松田体制下で初めて迎える開幕前キャンプ。試合でハードワークを求める指揮官の「色」が早くも出た。1次キャンプの沖縄ではシャトルランやジャンプ系のトレーニングで肉体に負荷を掛け、1月17~28日の12日間の大半が午前、午後の2部練習。オフはわずか1日とみっちりトレーニングを積んだ。新加入した31歳の高橋が「キャリアの中で一番きつい」と振り返るほどハードな内容。「だからコンディションも上がっている」と効果を実感している。
2019年のJ2降格以来、V長崎の試合でたびたび指摘されていたのがスタミナ不足だった。試合終盤になるにつれて相手に走り負け、失点してしまう。ベテランの技術に頼りがちで、力強さに欠ける。その一因として、開幕前キャンプのトレーニング強度不足が指摘されていた。
松田監督は「これまでのことは意識してないが、私のやり方をベースに、2人のフィジカル系コーチと話し合いながらメニューを作った。

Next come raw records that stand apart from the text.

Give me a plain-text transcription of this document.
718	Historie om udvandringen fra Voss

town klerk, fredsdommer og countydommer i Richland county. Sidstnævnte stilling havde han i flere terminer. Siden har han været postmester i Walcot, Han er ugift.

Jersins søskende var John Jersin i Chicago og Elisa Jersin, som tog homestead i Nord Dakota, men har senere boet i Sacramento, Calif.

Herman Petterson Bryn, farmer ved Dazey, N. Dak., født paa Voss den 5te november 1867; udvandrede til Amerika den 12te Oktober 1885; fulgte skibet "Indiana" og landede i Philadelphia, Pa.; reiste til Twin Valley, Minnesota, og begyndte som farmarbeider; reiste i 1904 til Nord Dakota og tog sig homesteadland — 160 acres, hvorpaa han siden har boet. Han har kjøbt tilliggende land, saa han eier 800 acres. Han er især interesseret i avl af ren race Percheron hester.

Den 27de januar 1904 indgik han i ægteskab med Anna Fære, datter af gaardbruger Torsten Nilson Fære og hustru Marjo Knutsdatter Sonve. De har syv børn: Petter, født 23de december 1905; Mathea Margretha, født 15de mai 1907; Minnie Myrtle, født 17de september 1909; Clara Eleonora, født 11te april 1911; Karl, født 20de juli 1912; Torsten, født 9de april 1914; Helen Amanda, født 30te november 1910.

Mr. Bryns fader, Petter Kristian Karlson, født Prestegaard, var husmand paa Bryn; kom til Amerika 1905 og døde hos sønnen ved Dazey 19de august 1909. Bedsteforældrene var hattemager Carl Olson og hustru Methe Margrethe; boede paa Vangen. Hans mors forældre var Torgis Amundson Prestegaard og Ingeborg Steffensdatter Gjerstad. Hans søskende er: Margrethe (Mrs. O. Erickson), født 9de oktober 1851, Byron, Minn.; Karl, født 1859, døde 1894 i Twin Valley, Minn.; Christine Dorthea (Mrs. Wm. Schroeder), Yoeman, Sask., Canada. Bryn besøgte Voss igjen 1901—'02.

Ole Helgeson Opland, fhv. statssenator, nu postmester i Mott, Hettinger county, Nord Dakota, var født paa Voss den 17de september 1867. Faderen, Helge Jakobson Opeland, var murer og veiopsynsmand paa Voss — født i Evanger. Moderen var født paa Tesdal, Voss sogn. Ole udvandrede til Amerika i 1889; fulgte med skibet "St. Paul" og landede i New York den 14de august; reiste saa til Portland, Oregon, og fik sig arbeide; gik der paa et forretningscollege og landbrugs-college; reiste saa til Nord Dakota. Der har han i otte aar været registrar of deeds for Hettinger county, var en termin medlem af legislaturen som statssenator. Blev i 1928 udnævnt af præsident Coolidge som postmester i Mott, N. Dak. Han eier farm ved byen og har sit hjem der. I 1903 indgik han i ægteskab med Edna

けがをさせずに状態を上げていくよう、合理的に、科学的にやれた。筋肉系のトラブルも最小限だし、順調に来ている」と仕上がりに納得している。
トレーニングマッチは情報公開されているだけでも沖縄、宮崎で計4試合を実施。すべてJ1勢が相手だったが、2勝1分け1敗の好成績で終えた。この時期のトレーニングマッチは内容が最も大事だが、それでも王者川崎に3-1で快勝したことは自信になる。J2水戸から獲得した奥田は2ゴールを奪うなど、新戦力もかみ合い始めている。
キャンプ序盤、夜のミーティングでは映像やパワーポイントを使った「座学」を行い、松田監督が採用するゾーンディフェンスの考え方を説明。ピッチ外の時間も効率的に使い、新主将のカイオセザールも「そこ(ディフェンス)はかなりいいと思う」と表情が明るい。
22年シーズンの開幕は19日。残り2週間を切り、5年ぶりのJ1復帰を目指すV長崎がいよいよ最終調整に入る。